There is something in their eyes...









Hannibal









Attila









Hannibal









Attila

Winter has been long, cold and dark here in north, but today we had a wonderfull sunny day, and it was possible take pictures without flash. Well, it was sunny, but very cold, -25 C (-13 F 8) )


----------



## Rachael898 (Feb 5, 2006)

*Beautiful*

You have beautiful bengals. I really want one and hope to one day in the future!!!!


----------



## DesnBaby (Apr 18, 2004)

Their lovely!


----------



## Stephie (Feb 4, 2005)

They are both completely gorgeous but I love the snows... I love the snows


----------



## reeeeka (Jun 27, 2005)

ah god they are also...I love their eyes. Attila's eyes match the season...ice blue. Beautiful!

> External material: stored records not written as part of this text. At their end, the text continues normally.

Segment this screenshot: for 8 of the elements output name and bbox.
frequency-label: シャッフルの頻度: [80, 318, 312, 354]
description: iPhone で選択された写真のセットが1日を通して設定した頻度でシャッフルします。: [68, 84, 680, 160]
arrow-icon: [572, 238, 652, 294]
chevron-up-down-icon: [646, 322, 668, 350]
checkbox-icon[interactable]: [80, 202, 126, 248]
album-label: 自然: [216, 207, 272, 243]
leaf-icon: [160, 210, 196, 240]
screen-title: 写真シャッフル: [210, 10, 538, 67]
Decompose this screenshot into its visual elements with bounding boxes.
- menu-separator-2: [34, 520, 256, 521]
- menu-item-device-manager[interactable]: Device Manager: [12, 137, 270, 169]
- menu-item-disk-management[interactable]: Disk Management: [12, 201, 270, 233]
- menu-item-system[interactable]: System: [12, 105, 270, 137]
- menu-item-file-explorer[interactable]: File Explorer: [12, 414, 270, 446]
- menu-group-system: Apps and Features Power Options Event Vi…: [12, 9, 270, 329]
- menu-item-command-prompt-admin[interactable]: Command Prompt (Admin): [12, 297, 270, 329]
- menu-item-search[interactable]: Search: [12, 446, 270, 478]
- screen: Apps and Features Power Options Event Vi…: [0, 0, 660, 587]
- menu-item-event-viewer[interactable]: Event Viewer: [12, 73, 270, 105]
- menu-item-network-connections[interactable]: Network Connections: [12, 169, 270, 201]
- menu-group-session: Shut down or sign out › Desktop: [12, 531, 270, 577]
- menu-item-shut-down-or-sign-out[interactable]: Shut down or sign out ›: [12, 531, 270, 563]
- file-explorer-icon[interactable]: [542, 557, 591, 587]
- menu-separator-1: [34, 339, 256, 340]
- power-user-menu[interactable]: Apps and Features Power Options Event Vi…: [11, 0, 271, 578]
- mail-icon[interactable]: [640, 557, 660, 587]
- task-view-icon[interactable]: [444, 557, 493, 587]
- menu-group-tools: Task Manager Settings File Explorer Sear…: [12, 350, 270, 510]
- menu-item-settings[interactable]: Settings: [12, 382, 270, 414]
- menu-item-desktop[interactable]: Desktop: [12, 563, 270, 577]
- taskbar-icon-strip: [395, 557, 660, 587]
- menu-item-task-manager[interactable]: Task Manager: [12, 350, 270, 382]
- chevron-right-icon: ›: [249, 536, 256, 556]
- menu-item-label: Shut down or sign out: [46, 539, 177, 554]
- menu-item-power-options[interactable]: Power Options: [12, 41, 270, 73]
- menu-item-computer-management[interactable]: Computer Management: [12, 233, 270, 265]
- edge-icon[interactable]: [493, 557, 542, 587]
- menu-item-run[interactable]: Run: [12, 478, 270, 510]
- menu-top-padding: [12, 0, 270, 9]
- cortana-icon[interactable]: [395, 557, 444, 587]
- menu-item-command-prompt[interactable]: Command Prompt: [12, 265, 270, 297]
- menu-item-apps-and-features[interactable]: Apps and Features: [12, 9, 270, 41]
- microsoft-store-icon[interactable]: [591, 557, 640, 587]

Gosh they are both beautiful...I want a bengal so bad.


----------



## kapatrik (May 4, 2005)

Thank yoy for your comments 

There is some jumpingpics I took today


----------



## lunarbishop (Jan 3, 2005)

Such pretty eyes!!!!


----------



## Jimmyness (Dec 31, 2005)

wow they are stunning[/u]


----------



## kitkat (Sep 22, 2003)

Hey no jumping on the bed! Hehe j/k. You have such a beautiful pair, their eye color is so rich and pretty


----------



## Jill (Feb 6, 2006)

Ahhh jeez your making me want to keep my 3 little babies now....but no I can't...I can't have 5


----------



## vanillasugar (Nov 11, 2004)

WOW! Stunning cats!


----------